The Amazing Spider-Man 2(2014)
- RatedPG13 /GenreAction, Adventure, Fantasy
The Amazing Spider-Man 2
One Uncle Ben (or was it Voltaire) once said, “With great power comes great responsibility.”
In the case of director Marc Webb, whose sole power is to make one of pop-culture’s most recognisable icon’s continuing journey on the silver screen “amazing”, it turns out to be more like getting web on your face.
Dare we say, he has let down legions of “Spider-fans” with ‘The Amazing Spider-Man 2’.
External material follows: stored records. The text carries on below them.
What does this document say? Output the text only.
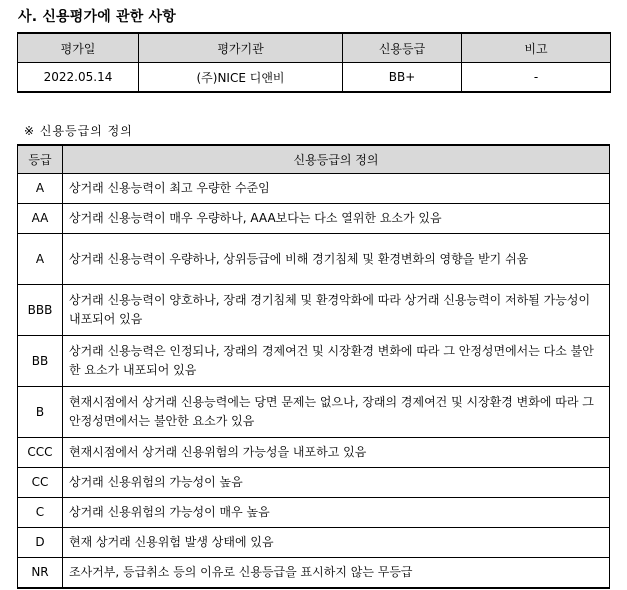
사. 신용평가에 관한 사항
평가일	평가기관	신용등급	비고
2022.05.14	(주)NICE 디앤비	BB+	-
※ 신용등급의 정의
등급	신용등급의 정의
A	상거래 신용능력이 최고 우량한 수준임
AA	상거래 신용능력이 매우 우량하나, AAA보다는 다소 열위한 요소가 있음
A	상거래 신용능력이 우량하나, 상위등급에 비해 경기침체 및 환경변화의 영향을 받기 쉬움
BBB	상거래 신용능력이 양호하나, 장래 경기침체 및 환경악화에 따라 상거래 신용능력이 저하될 가능성이 내포되어 있음
BB	상거래 신용능력은 인정되나, 장래의 경제여건 및 시장환경 변화에 따라 그 안정성면에서는 다소 불안한 요소가 내포되어 있음
B	현재시점에서 상거래 신용능력에는 당면 문제는 없으나, 장래의 경제여건 및 시장환경 변화에 따라 그 안정성면에서는 불안한 요소가 있음
CCC	현재시점에서 상거래 신용위험의 가능성을 내포하고 있음
CC	상거래 신용위험의 가능성이 높음
C	상거래 신용위험의 가능성이 매우 높음
D	현재 상거래 신용위험 발생 상태에 있음
NR	조사거부, 등급취소 등의 이유로 신용등급을 표시하지 않는 무등급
Webb had before him what was perhaps a perfect mise en place: a perfectly cooked origin story in 2012’s ‘The Amazing Spider-Man’, topped off with the excellent pairing of Hollywood’s new stars Andrew Garfield and Emma Stone. Not to mention the multi-hyphenate Jamie Foxx to complement and contrast the offering.
But like a jittery novice on an episode of ‘Masterchef’ with a pantry full of premium ingredients, he squandered the task.
Bloated and overstuffed, it is like Sam Raimi’s ‘Spider-Man 3’ in 2007, where too many super-villains spoil the broth.
THREE VILLAINS TOO MANY
The biggest offender is Foxx’s Max Dillon. After falling into a tank of genetically modified electric eels in an accident, this lowly cog in Oscorp Industries’ machinery is transformed as Electro. The gap-toothed nerd with a comb-over and very low self-esteem is now bestowed with God-like powers and he is hell-bent on destroying anyone and anything in his path.
Foxx gives a brilliant performance, with glimpses of genuine pathos that you are compelled to feel sorry for this everyman-turned-sparks-shooting-monstrosity.
What is disappointing is, as the main antagonist, his character arc is underused and he seems more of a supporting act for a more slithery villain in the form of Dane DeHaan’s Harry Osborn.
Taking over the reins from James Franco, DeHaan plays the heir to the Oscorp empire who is perverted by conceit and science, eventually turning into Green Goblin.
DeHaan turns in an intense performance as the moody Harry, a performance that is as petulant as his Lucian Carr in ‘Kill Your Darlings’ and Jason in ‘The Place Beyond The Pines’.
His relationship with Peter Parker, though, comes off as being a bit of a cliche, mainly the scriptwriters’ fault for skimping through Harry’s return and eventual transformation.
And then there is Paul Giamatti’s Russian mobster-turned-super villain Aleksei Sytsevich / Rhino.
Despite brief screen-time, Giamatti’s bruising performance bookends the movie. And like Harry, his character’s thread foreshadows upcoming spinoffs.
With three villains and multiple plot lines, it does get crowded.
Webb tries his best to weave the stories into one coherent piece, but clear storytelling was sacrificed to quickly lay the foundation for future stories and movies.
COUPLE TO THE RESCUE
What ultimately saved Webb’s dish are its star ingredients: Andrew Garfield and Emma Stone.
The off-screen couple acting as an on-screen couple are perhaps the director’s greatest coup.
Garfield’s flawless comedic timing and awkward charm makes him the closest Peter Parker/Spider-Man that fans will see on the big screen.
Stone, as his on-again-off-again girlfriend Gwen Stacy, gives a pluckier performance than before.
Their chemistry makes their relationship very believable, and they light up the screen whenever they are together.
Those who enjoyed the action scenes and special effects of previous Spider-Man movies will not be disappointed for there are many sequences, from the explosive showdown in Times Square to the bruising finale at the Oscorp power grid.
Despite its misgivings, this franchise does not look like it will get old, simply because Spider-Man will always be your everyday neighbourhood hero. Don’t forget that friendly wave, though it will not be goodbye just yet.